Umel lounged on his bunk, languidly puffing on a crudely made rax pipe. He had the same pale skin, high cheekbones, and feathered wings that the other members of his race had – but as Valkredians went, he was a thoroughly ugly, scrawny, filthy specimen. His beady eyes were red and watery from narcotics abuse, his face was blotchy and covered in blemishes, his fangs were grayish-blue and crooked, and his long hair was limp and greasy.

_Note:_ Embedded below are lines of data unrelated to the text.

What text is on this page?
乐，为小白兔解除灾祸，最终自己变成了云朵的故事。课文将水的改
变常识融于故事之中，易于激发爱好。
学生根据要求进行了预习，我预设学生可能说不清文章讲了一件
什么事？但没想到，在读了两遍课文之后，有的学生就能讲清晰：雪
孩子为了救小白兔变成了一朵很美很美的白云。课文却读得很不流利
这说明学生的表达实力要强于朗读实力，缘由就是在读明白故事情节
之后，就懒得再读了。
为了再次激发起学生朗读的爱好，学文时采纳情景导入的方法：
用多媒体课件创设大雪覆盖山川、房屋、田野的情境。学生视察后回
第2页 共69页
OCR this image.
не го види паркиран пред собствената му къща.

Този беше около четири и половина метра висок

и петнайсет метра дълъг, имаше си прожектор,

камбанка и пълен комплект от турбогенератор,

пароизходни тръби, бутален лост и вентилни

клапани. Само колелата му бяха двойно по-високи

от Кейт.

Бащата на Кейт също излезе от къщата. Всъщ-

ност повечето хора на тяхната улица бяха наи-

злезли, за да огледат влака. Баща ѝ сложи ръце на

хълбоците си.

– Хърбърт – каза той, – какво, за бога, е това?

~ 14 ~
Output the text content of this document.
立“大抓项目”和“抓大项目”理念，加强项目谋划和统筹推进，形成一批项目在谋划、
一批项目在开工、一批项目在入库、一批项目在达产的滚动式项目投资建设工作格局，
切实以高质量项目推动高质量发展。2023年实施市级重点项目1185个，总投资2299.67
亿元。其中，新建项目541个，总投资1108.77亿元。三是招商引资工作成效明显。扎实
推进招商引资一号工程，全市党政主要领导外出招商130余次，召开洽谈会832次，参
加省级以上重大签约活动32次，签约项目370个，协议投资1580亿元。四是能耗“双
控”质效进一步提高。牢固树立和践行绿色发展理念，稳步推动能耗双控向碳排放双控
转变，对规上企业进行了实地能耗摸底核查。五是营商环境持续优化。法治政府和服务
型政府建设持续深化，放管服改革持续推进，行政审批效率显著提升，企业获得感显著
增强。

But his most notable features were the bulky, mismatched, barely functioning bionic legs he tottered around on painfully. From what I'd heard, he'd lost his legs in a shoot-out while he was on the run from the law... needless to say, it was a sensitive topic for him, and many other Sives had been severely punished for bringing the incident up.
When he saw me, Umel bared his ugly teeth in a grin and hauled himself up into a sitting position.
“What have you got for me today?” he drawled, setting the pipe on the floor carefully. “Fresh blood? I could certainly use some. My hands are getting a little shaky, and this rax ain't cutting it.”
I shook my head, emptying my pockets on the blanket next to him. “Sorry. Just some of the fake plasma to tide you over, plus a couple bottles of Xehrulian anesthetics.”
Umel let out a disappointed hiss, the corners of his mouth turning downward sharply as he grabbed a vial of plasma. “Fuck! That thrice-damned glutton Lozar is drinking up too much of the stuff. A couple of weeks ago, I'd have sent some of our guys to the infirmary to work the bastard over. But ever since your little friend Sharon went and executed her big jailbreak, we've had to keep our heads down to stay on Karaak's good side.”
He sucked down the plasma in two loud gulps, then shook a couple of the pills into his palm, popped them in his mouth, and crunched them between his foul teeth.